В то время как Ферзен активно действовал в Брюсселе, обитатели Тюильри после ужасов 20 июня вновь обрели надежду. Идея манифеста лишь подпитывала эту надежду. «Наше положение ужасно, — писала королева Ферзену 3 июля, — но я чувствую в себе силы и что-то мне говорит, что через несколько дней я буду спасена. Только эта мысль поддерживает меня. […] Когда же мы увидимся вновь?» Спустя три дня она погружается в тоску и беспокойство, думая о церемонии 14 июля, запланированной на Марсовом поле. Опасаясь убийства короля, Мария-Антуанетта сделала что-то вроде двойного нагрудника, который должен был защитить его от удара ножа. Однако король согласился надеть его только 14 июля.

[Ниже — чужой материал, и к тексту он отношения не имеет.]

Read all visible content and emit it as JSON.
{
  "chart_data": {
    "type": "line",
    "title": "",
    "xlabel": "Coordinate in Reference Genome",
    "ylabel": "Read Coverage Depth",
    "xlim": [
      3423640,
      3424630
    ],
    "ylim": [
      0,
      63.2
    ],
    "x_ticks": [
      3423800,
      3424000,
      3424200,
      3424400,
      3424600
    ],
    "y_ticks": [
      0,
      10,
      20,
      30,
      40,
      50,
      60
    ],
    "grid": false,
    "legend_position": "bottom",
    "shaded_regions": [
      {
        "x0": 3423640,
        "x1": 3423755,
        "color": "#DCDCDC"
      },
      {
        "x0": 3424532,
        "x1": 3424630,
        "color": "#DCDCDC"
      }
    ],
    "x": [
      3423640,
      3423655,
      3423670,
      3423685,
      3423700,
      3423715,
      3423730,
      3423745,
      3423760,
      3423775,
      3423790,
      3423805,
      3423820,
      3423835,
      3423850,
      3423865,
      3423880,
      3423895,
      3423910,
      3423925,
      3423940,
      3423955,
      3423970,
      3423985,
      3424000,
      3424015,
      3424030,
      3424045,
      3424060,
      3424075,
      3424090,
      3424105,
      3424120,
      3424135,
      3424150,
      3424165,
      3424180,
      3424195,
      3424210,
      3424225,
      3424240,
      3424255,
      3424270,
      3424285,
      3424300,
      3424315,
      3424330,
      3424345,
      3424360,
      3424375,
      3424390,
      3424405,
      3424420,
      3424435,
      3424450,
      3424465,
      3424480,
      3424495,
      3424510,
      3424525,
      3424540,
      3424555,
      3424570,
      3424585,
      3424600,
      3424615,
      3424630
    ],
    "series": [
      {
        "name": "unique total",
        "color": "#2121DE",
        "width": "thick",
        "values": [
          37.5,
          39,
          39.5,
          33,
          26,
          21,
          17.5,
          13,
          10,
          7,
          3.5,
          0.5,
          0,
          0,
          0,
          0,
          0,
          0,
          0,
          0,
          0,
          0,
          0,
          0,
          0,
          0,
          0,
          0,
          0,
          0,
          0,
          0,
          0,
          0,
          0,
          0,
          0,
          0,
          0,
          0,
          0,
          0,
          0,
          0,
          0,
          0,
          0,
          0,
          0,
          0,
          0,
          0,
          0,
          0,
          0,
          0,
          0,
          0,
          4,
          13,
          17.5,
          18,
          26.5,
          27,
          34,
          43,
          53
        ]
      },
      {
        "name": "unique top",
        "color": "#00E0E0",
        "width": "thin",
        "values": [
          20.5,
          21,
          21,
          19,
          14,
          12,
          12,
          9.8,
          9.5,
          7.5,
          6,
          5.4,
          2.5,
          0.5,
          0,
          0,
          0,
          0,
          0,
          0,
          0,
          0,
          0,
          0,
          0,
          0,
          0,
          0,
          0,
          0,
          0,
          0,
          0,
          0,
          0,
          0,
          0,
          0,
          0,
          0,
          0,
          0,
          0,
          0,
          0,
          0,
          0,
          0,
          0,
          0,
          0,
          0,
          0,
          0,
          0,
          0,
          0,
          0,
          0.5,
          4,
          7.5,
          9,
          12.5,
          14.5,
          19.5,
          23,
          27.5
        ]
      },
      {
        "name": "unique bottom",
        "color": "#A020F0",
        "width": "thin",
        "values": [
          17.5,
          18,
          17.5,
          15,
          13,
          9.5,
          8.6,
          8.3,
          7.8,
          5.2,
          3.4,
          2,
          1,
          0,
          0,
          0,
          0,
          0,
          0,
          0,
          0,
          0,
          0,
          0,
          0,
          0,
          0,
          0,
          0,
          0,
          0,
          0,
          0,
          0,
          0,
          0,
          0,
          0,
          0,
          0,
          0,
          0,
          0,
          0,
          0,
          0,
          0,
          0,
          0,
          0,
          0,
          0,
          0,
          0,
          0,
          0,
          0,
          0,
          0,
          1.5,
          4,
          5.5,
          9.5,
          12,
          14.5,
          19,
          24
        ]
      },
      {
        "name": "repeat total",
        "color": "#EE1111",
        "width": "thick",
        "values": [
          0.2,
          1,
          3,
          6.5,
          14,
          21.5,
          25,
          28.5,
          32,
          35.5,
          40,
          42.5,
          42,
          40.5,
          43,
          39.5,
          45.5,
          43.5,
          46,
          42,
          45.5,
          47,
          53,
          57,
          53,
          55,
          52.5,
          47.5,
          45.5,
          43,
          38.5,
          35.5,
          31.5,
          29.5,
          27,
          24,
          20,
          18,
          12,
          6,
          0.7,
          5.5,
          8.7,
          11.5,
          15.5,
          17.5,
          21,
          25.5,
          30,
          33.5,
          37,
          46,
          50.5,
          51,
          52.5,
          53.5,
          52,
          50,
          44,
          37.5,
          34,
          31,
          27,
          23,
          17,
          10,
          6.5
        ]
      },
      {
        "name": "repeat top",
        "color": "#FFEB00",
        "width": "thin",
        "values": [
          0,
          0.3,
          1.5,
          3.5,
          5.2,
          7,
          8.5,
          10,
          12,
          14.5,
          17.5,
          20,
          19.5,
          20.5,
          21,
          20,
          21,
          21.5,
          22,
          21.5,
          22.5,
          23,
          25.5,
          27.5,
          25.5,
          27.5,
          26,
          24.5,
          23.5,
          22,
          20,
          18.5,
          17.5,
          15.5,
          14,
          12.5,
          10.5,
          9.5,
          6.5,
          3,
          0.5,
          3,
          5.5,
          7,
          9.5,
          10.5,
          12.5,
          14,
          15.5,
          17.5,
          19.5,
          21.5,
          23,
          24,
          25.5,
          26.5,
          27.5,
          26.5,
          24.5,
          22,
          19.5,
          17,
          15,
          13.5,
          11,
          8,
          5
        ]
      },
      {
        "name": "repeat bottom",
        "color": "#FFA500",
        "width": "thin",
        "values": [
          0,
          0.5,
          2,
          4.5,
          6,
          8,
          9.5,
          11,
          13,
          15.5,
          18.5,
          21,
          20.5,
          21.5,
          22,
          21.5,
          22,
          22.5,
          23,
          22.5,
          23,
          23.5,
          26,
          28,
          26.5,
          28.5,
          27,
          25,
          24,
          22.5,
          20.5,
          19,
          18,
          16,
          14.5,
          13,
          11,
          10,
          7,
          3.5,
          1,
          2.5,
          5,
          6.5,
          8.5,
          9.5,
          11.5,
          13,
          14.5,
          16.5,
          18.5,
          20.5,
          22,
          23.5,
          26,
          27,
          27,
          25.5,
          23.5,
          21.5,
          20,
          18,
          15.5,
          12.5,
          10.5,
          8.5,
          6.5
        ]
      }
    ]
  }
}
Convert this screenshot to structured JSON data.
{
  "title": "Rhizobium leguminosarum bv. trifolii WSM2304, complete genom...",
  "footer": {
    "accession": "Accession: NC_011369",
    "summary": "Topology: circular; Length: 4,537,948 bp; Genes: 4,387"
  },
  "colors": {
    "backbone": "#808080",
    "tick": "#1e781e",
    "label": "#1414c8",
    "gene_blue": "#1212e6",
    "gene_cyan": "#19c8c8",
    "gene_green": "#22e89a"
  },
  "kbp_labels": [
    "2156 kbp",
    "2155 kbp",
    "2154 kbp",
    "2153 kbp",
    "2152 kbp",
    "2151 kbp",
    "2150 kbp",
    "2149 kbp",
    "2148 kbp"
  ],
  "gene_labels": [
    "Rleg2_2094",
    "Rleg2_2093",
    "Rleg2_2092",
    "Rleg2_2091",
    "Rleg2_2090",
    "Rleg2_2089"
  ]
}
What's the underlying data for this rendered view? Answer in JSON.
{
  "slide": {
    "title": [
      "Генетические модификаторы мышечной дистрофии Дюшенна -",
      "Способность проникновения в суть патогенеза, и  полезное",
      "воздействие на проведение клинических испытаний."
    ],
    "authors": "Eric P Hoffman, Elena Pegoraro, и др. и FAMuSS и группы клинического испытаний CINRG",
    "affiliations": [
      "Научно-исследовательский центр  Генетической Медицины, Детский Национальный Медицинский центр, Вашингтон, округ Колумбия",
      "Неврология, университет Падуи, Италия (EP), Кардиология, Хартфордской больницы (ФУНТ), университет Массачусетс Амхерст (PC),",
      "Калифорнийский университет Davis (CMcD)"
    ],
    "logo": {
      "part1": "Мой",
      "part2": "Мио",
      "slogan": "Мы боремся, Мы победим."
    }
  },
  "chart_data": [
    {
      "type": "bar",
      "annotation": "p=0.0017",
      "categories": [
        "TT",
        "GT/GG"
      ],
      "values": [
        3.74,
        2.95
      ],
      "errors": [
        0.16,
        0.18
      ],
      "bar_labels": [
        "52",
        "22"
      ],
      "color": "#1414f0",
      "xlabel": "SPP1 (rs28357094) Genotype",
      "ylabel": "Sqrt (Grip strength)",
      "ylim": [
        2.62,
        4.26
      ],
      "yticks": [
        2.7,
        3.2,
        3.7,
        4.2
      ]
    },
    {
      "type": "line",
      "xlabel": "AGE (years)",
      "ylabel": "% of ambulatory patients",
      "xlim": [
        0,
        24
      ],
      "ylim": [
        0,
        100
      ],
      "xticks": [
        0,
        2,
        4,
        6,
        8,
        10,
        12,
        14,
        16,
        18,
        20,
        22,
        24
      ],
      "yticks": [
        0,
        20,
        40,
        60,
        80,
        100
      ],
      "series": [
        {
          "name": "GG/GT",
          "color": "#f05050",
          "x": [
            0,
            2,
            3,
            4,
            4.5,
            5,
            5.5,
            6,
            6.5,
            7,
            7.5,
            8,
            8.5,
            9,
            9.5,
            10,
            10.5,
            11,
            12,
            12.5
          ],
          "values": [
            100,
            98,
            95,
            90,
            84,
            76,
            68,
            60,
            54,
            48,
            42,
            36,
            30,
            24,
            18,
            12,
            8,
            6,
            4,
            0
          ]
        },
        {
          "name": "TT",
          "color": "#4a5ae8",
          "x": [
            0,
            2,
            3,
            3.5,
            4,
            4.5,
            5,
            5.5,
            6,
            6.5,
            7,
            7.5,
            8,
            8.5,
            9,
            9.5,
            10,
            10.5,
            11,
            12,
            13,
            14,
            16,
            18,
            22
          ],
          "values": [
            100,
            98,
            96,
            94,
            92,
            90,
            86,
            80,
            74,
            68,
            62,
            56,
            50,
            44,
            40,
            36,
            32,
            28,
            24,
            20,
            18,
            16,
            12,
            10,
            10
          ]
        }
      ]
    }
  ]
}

Ферзен был не единственным, кто хотел спасти короля и его семью. Опасаясь одновременно и последствий вторжения и якобинцев, бывшие конституционники старались избежать падения монархии. Лафайет, который вступил в открытый конфликт с Собранием, и полагался на свои войска, предложил королю охранять его во время опасной церемонии 14 июля и сопроводить на следующий день в Компьен. Он собирался осуществить свой план с помощью Люкнера и открылся Монморену, а также губернатору Моррису. «Через 6 недель будет слишком поздно», — заявлял американец, который поддерживал Лафайета в его решении. Людовик XVI не показывал особой враждебности к этому проекту, но королева его отвергла. В действительности Мария-Антуанетта опасалась доверять конституционникам, которых она воспринимала серьезным препятствием на пути восстановления королевской власти. Люди, которые пользовались доверием короля и королевы, были ненавистны Лафайету. Аристократы рисковали всем ради восстановления старого режима. Предложение Лафайета было отвергнуто, и король подчинился ужасной случайности, он надеялся увидеть однажды в Париже немецкие войска. Роялисты убеждали себя, что поражение французской армии испугает парижан, которые станут мягче и податливее. Тем временем положение во французской армии усугублялось. Несмотря на вето Людовика XVI, национальная гвардия тысячами стекалась к Парижу, они приходили праздновать 14 июля. Якобинцы Парижа, решили взять на себя организацию этого праздника.
Церемония 14 июля проходила без прежнего величия. Король и королева, которые присутствовали на ней, были убеждены, что настали их последние часы жизни. «Выражение лица королевы никогда не исчезнет из моей памяти, ее глаза были полны слез; величие ее туалета, достоинство ее поведения создавали контраст со всем, что ее окружало. Толпа, собравшаяся на Марсовом поле, создавала впечатление, будто она собралась не для праздника, а для бунта», — писал Ферзен.